Assim, pela interpretação literal, se o sócio ou o administrador de determinada pessoa jurídica alienarem ou onerarem um bem particular deles, no curso de um processo movido exclusivamente contra a pessoa jurídica, pode haver risco de tal alienação ou oneração serem consideradas fraude de execução caso no futuro seja formulado um pedido de desconsideração da personalidade jurídica e ele seja acolhido (CPC/2015, art. 137). Esta interpretação literal do art. 792, § 3º, do CPC/2015, ao que tudo indica, prejudica os terceiros de boa-fé que não têm como verificar se aquele que aliena ou onera um bem é ou não é sócio ou administrador de uma pessoa jurídica, à míngua de um cadastro unificado das pessoas jurídicas em território nacional.
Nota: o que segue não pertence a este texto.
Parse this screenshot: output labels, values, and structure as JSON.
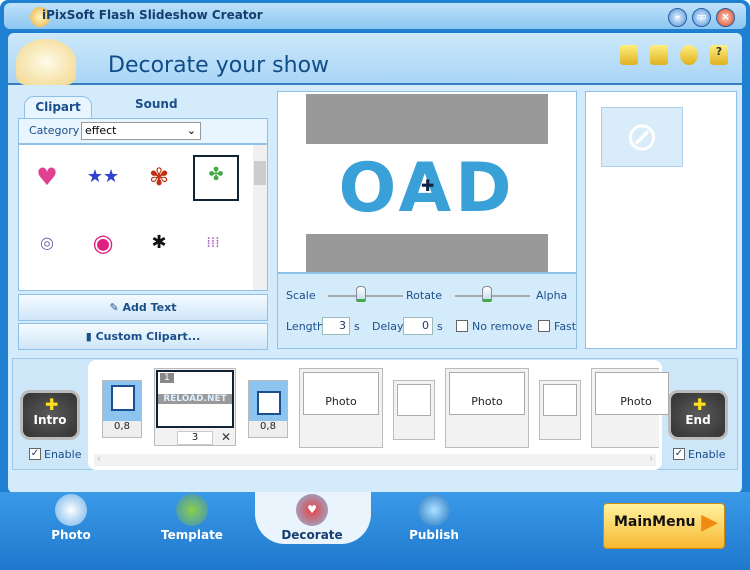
{
  "window": {
    "title": "iPixSoft Flash Slideshow Creator"
  },
  "header": {
    "title": "Decorate your show",
    "icons": [
      "folder-icon",
      "save-icon",
      "user-icon",
      "help-icon"
    ]
  },
  "clipart": {
    "tabs": [
      "Clipart",
      "Sound"
    ],
    "category_label": "Category",
    "category_value": "effect",
    "items": [
      "heart",
      "stars",
      "butterfly",
      "confetti",
      "ring",
      "lips",
      "ant",
      "drops"
    ],
    "add_text": "Add Text",
    "custom_clipart": "Custom Clipart..."
  },
  "preview": {
    "text": "OAD"
  },
  "controls": {
    "scale": "Scale",
    "rotate": "Rotate",
    "alpha": "Alpha",
    "length_label": "Length",
    "length_value": "3",
    "delay_label": "Delay",
    "delay_value": "0",
    "unit": "s",
    "no_remove": "No remove",
    "fast": "Fast"
  },
  "timeline": {
    "intro": "Intro",
    "end": "End",
    "enable": "Enable",
    "transition1": "0,8",
    "transition2": "0,8",
    "slide_number": "1",
    "slide_caption": "RELOAD.NET",
    "slide_duration": "3",
    "placeholders": [
      "Photo",
      "Photo",
      "Photo"
    ]
  },
  "nav": {
    "items": [
      "Photo",
      "Template",
      "Decorate",
      "Publish"
    ],
    "main_menu": "MainMenu"
  }
}
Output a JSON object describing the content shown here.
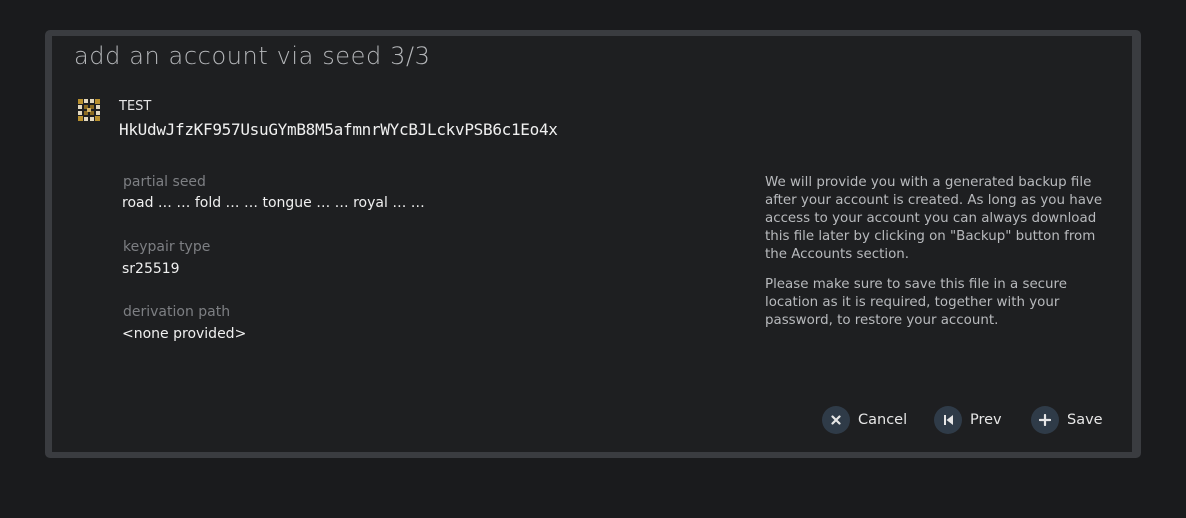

Nelson Nery Junior e Rosa Maria de Andrade Nery (2015, p. 1.203) assim se manifestaram:

A intenção do dispositivo é punir a conduta do sócio ou administrador que aliena bens no curso do incidente de desconsideração. Todavia, parece mais correto considerar que a ineficácia da alienação ou oneração de bens ocorrida nessa situação incida apenas caso ocorram após a citação do sócio ou administrador para responder aos termos do incidente, ou após algum fato que dê a entender que tais pessoas tinham ciência da instauração.

Deveras, o artigo 792, § 3º, do Código de Processo Civil de 2015 é uma infelicidade do legislador, que, ao dar uma redação defeituosa àquele, abriu uma amarga brecha para os profissionais do direito discutirem indefinidamente.

Isso porque, a defesa do João, no exemplo acima citado, será em prol da aplicação literal do dispositivo. Por outro lado, o terceiro que adquiriu o bem de Paulo há 10 anos, lutará em favor de uma interpretação diversa, de modo a fixar outro termo inicial para a fraude à execução.

Mesmo através de uma análise superficial, dá para se ter uma noção dos efeitos da irresponsabilidade do legislador.

Irresponsabilidade, pois ao entregar um dispositivo sem ponderar as consequências da sua aplicação literal, imputou para a máquina judiciária a responsabilidade de resolver a questão, ao ter que lidar com os inúmeros processos que nascerão exclusivamente para discutir o entrave.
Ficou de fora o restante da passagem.